Port-au-Prince, 28 décembre 2025
Dans un pays enlisé dans l’impasse politique, miné par la violence armée et privé de repères institutionnels stables, le parti Inisyativ pou Devlope Ayiti (IDA) estime qu’organiser des élections dans les conditions actuelles serait non seulement irréaliste, mais potentiellement dangereux. Pour cette formation politique, aucune consultation populaire ne peut être crédible sans un préalable fondamental : un accord national clair et accepté par les principales forces du pays.
S’exprimant au nom de l’IDA, l’ancien sénateur Pierre Francky Exius a réaffirmé la position de son parti, soulignant que l’absence de consensus interne ouvre grand la porte aux solutions imposées de l’extérieur. Selon lui, tant que les Haïtiens ne parviennent pas à s’entendre sur un cadre politique commun, les décisions majeures continueront d’échapper à la souveraineté nationale.
« Lorsqu’un pays est divisé et sans vision partagée, d’autres finissent par décider à sa place », a-t-il averti, appelant à un dialogue national franc, inclusif et guidé par l’intérêt collectif.
Après le CPT : reconstruire l’autorité politique autrement
À l’approche de l’échéance du 7 février 2026, Pierre Francky Exius s’est également projeté sur l’après-Conseil présidentiel de transition (CPT). Pour lui, la sortie de crise passe par l’émergence de dirigeants capables de rassembler au-delà des clivages traditionnels, autour d’objectifs nationaux lisibles et réalistes.
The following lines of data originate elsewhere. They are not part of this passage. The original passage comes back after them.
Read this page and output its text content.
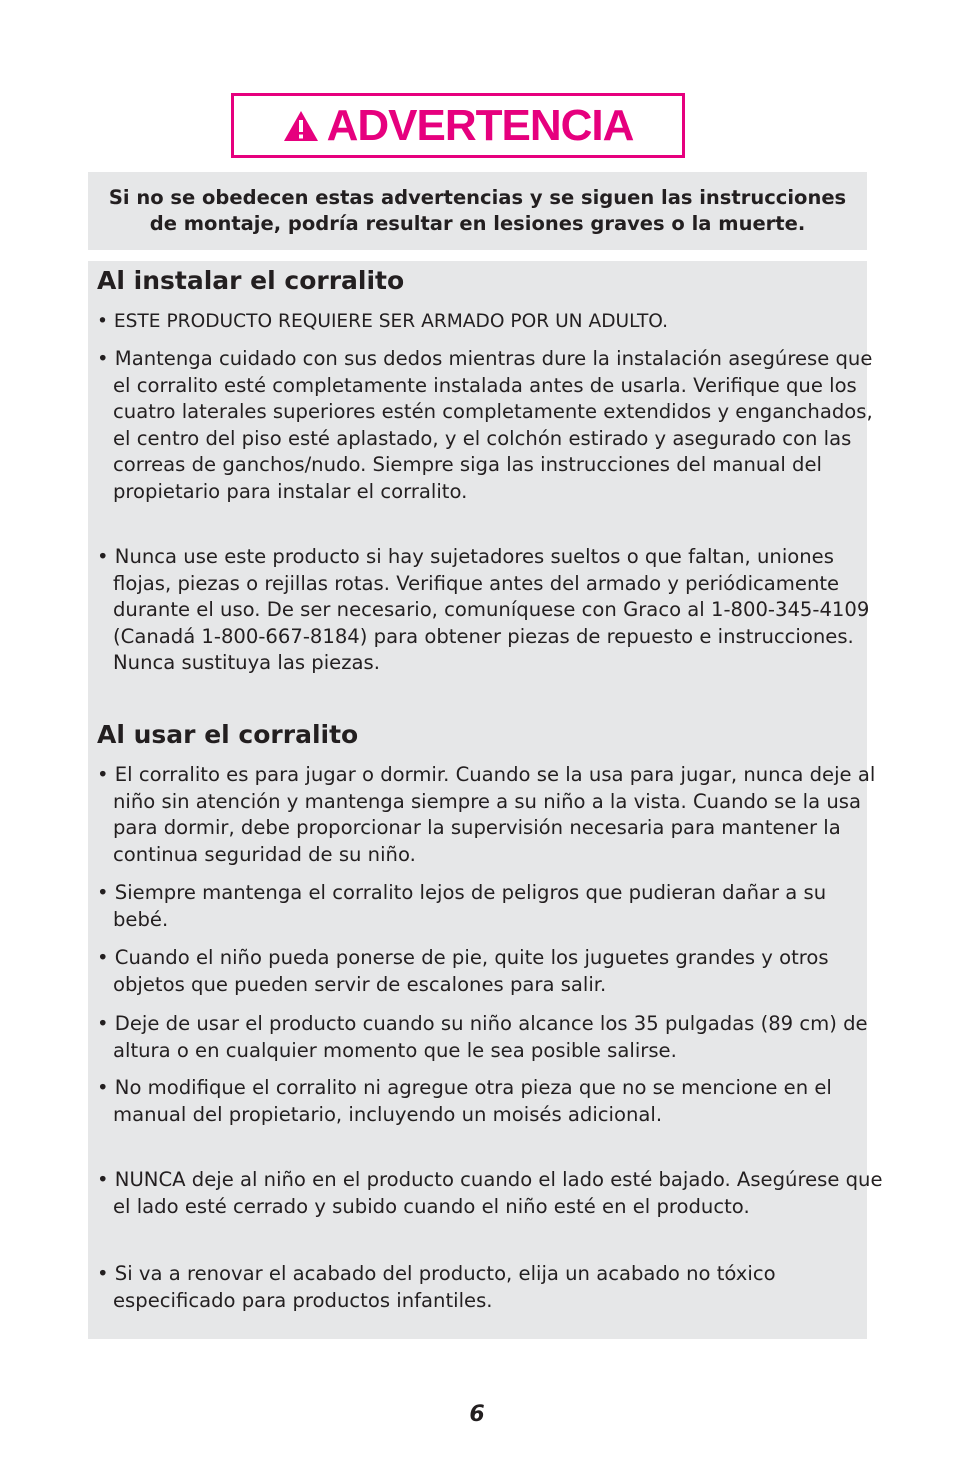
ADVERTENCIA

Si no se obedecen estas advertencias y se siguen las instrucciones de montaje, podría resultar en lesiones graves o la muerte.

Al instalar el corralito

• ESTE PRODUCTO REQUIERE SER ARMADO POR UN ADULTO.

• Mantenga cuidado con sus dedos mientras dure la instalación asegúrese que el corralito esté completamente instalada antes de usarla. Verifique que los cuatro laterales superiores estén completamente extendidos y enganchados, el centro del piso esté aplastado, y el colchón estirado y asegurado con las correas de ganchos/nudo. Siempre siga las instrucciones del manual del propietario para instalar el corralito.

• Nunca use este producto si hay sujetadores sueltos o que faltan, uniones flojas, piezas o rejillas rotas. Verifique antes del armado y periódicamente durante el uso. De ser necesario, comuníquese con Graco al 1-800-345-4109 (Canadá 1-800-667-8184) para obtener piezas de repuesto e instrucciones. Nunca sustituya las piezas.

Al usar el corralito

• El corralito es para jugar o dormir. Cuando se la usa para jugar, nunca deje al niño sin atención y mantenga siempre a su niño a la vista. Cuando se la usa para dormir, debe proporcionar la supervisión necesaria para mantener la continua seguridad de su niño.

• Siempre mantenga el corralito lejos de peligros que pudieran dañar a su bebé.

• Cuando el niño pueda ponerse de pie, quite los juguetes grandes y otros objetos que pueden servir de escalones para salir.

• Deje de usar el producto cuando su niño alcance los 35 pulgadas (89 cm) de altura o en cualquier momento que le sea posible salirse.

• No modifique el corralito ni agregue otra pieza que no se mencione en el manual del propietario, incluyendo un moisés adicional.

• NUNCA deje al niño en el producto cuando el lado esté bajado. Asegúrese que el lado esté cerrado y subido cuando el niño esté en el producto.

• Si va a renovar el acabado del producto, elija un acabado no tóxico especificado para productos infantiles.

6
L’IDA plaide toutefois pour une phase transitoire assumée, mais strictement encadrée, dont la mission serait de rétablir un minimum d’ordre institutionnel et sécuritaire avant toute échéance électorale. Une transition pensée non comme une fin en soi, mais comme un outil temporaire pour remettre le pays sur des rails démocratiques.
Dans le contexte actuel, insiste l’ex-parlementaire, parler d’élections relève davantage du slogan politique que d’une démarche sérieuse.
Restaurer la sécurité, condition non négociable
Tout en réaffirmant son attachement au retour à l’ordre constitutionnel, Pierre Francky Exius s’est montré catégorique : aucun scrutin ne peut être organisé dans un pays sous la coupe de l’insécurité. Pour l’IDA, la priorité de toute gouvernance transitoire doit être la reprise du contrôle du territoire et la protection effective des citoyens.
Il a également dénoncé la multiplication des transitions improductives, qu’il juge profitables à une poignée d’acteurs politiques, tout en aggravant la précarité et l’instabilité pour la majorité de la population.
« Trop souvent, les transitions servent des intérêts particuliers plutôt que l’intérêt national », a-t-il déploré, estimant que ce cycle sans résultats concrets affaiblit davantage l’État.
Réfléchir collectivement à l’Haïti de demain
Ces différentes positions ont été exposées lors d’une causerie citoyenne organisée le samedi 27 décembre 2025, à l’Hôtel Oasis, autour des perspectives politiques pour l’année 2026. L’activité, tenue en plein air dans une ambiance de fin d’année, a réuni près d’une centaine de participants, venus échanger sur les pistes de sortie de crise.
À cette occasion, le coordonnateur général de l’IDA, Jean Michelet Simplice, a mis l’accent sur l’importance de la formation politique, notamment chez les jeunes. Selon lui, aucun projet politique durable ne peut voir le jour sans un investissement sérieux dans le renforcement des compétences et la communication.
« La crédibilité d’un parti repose aussi sur sa capacité à former, structurer et transmettre une vision », a-t-il affirmé.
Une stratégie d’affirmation politique
Au-delà du débat d’idées, la rencontre visait également à faire connaître davantage l’IDA sur l’échiquier politique national. Jean Michelet Simplice a par ailleurs tenu à rappeler qu’aucun responsable de la formation ne fait l’objet de sanctions internationales liées à la corruption ou à des liens avec des groupes armés, un élément que le parti revendique comme un gage de crédibilité dans un climat de méfiance généralisée.
Outre Pierre Francky Exius, l’IDA compte notamment Jacques Ambroise, secrétaire général adjoint, et Jean Michelet Simplice, coordonnateur général, parmi ses principaux dirigeants.
Position de fond de l’IDA : sans sécurité réelle, sans accord politique national et sans rupture avec les transitions improductives, aucune élection ne pourra permettre à Haïti de sortir durablement de la crise.